El palacio del marqués de San Adrián está considerado como uno de los ejemplos más representativos de la arquitectura civil renacentista de Tudela.

Se edificó en la primera parte del siglo XVI, siguiendo los modelos constructivos del valle del Ebro.

Su fachada de ladrillo alberga en su interior un patio de planta rectangular con dos pisos: el interior adintelado sobre columnas toscanas, y el superior, con arquillos apoyados en columnas de capitel vegetal.

Su traza está compuesta por dos cuerpos principales y un ático. Sobre el cuerpo bajo se encuentra la planta noble en la que alternan vanos de medio punto con las parejas de óculos, coronándose el edificio por la galería de arcos rebajados sobre pilares.

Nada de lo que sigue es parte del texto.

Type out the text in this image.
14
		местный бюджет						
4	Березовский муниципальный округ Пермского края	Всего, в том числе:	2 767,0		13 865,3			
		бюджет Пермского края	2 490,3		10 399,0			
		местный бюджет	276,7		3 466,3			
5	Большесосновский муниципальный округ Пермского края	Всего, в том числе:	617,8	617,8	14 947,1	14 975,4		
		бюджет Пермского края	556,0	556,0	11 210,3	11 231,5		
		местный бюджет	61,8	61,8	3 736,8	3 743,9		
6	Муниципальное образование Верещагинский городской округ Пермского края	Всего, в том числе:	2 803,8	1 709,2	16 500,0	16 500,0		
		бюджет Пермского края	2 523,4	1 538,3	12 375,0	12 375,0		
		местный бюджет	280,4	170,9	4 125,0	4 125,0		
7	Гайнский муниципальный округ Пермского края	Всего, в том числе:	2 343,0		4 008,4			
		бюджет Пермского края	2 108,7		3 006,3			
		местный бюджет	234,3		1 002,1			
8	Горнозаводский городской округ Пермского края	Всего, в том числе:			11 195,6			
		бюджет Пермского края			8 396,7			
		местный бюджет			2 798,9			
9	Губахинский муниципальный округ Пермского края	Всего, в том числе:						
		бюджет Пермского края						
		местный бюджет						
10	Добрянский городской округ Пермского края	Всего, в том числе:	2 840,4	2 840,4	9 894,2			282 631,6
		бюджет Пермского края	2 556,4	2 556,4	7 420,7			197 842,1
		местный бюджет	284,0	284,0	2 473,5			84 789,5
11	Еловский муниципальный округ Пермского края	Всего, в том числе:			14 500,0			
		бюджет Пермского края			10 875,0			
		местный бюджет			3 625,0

Sobresalen los mesulones con niños desnudos atlantes que tocan instrumentos musicales o se distribuyen en diversas actitudes.

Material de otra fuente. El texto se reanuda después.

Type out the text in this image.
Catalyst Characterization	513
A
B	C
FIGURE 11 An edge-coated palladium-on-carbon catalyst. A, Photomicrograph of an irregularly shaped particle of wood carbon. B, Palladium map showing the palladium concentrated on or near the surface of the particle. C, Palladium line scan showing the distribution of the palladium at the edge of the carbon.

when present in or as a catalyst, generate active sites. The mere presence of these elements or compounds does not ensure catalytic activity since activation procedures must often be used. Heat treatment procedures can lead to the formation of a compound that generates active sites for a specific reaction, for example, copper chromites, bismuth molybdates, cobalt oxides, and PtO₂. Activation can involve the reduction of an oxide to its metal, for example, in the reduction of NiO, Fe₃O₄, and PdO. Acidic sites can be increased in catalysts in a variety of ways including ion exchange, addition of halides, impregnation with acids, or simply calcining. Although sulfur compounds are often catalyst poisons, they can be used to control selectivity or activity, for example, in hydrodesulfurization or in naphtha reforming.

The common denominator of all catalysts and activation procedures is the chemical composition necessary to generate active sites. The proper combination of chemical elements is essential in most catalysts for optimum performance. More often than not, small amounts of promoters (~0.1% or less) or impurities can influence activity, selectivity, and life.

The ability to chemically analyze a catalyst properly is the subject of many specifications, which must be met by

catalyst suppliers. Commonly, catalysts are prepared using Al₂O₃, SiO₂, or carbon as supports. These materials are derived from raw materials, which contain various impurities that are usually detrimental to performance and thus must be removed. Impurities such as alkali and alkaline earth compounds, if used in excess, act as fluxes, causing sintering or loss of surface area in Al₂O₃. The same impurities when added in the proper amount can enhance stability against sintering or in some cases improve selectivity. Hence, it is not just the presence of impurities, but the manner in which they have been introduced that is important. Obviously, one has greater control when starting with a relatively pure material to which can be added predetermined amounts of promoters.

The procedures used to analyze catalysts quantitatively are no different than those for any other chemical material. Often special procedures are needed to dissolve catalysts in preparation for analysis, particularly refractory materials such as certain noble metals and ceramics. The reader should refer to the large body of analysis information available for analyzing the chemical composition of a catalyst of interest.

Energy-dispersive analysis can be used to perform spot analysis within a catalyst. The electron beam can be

En el friso inferior existe decoración compuesta por bustos masculinos en alto relieve, sujetos por parejas de figuras, que se complementan con los angelotes del friso externo.

Los lienzos laterales presentan decoración de paños romboidales mudéjares en el cuerpo alto y carecen de alero.

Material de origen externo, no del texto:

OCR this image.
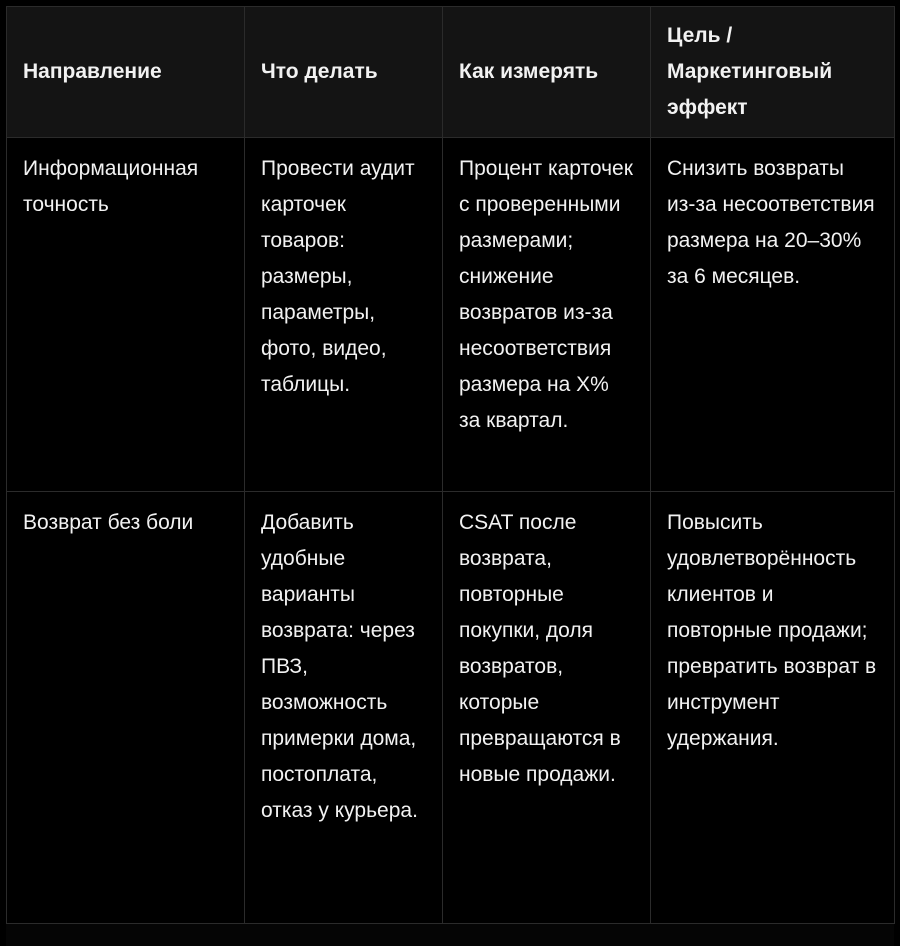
Направление	Что делать	Как измерять	Цель / Маркетинговый эффект
Информационная точность	Провести аудит карточек товаров: размеры, параметры, фото, видео, таблицы.	Процент карточек с проверенными размерами; снижение возвратов из-за несоответствия размера на X% за квартал.	Снизить возвраты из-за несоответствия размера на 20–30% за 6 месяцев.
Возврат без боли	Добавить удобные варианты возврата: через ПВЗ, возможность примерки дома, постоплата, отказ у курьера.	CSAT после возврата, повторные покупки, доля возвратов, которые превращаются в новые продажи.	Повысить удовлетворённость клиентов и повторные продажи; превратить возврат в инструмент удержания.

El alero de madera del marqués de San Adrián es una de las piezas más significativas del edificio, que fue desmontado, limpiado, y sometido a diversos tratamientos en el momento de su última restauración, en 1994.

En el interior del palacio existe un patio rectangular de doble planta y se conserva, también, la gran escalera primitiva de planta cuadrada, decorada con una serie de pinturas grisallas, que han sido restauradas en su totalidad. Estas son una variedad de pinturas renacentistas realizadas en un solo tono (gris) y representan motivos de la tradición clásica. Estas pinturas están consideradas excepcionales, no sólo por su estilo y técnica, sino porque en España apenas si se conservan conjuntos mitológicos de estas características.

El palacio se compone de dos plantas importantes, la baja y la primera, de similar altura, que dan la dimensión al patio interior. Sobre ellas, el cuerpo principal, una galería de grandes arcos. Dos torres laterales completaban los límites de la edificación. El patio es arquitrabado en planta baja, sostenido por ocho columnas de estilo toscano, en la que se apoyan directamente las vigas de madera. Sobre ellas, unos arcos sobre columnillas de piedra caliza parten las luces de los dinteles inferiores. Adosadas al patio central se encuentran las antiguas dependencias de la servidumbre, de gran superficie, que durante la restauración de palacio se reconvirtieron en cuatro plantas que albergan el grueso de las dependencias utilizadas para la docencia.

En la baja se alojaron distintos despachos, una zona de administración, otra de conserjería y otra de almacenes.

En el primer y segundo piso se habilitaron diversas salas que son utilizadas como tutorías.

En el piso más alto están ubicadas diversas salas dedicadas a tutorías, dos salas dedicadas a informática, una a audiovisuales y una zona dedicada a Biblioteca, que incluye entre sus dependencias una amplia Sala de Lectura.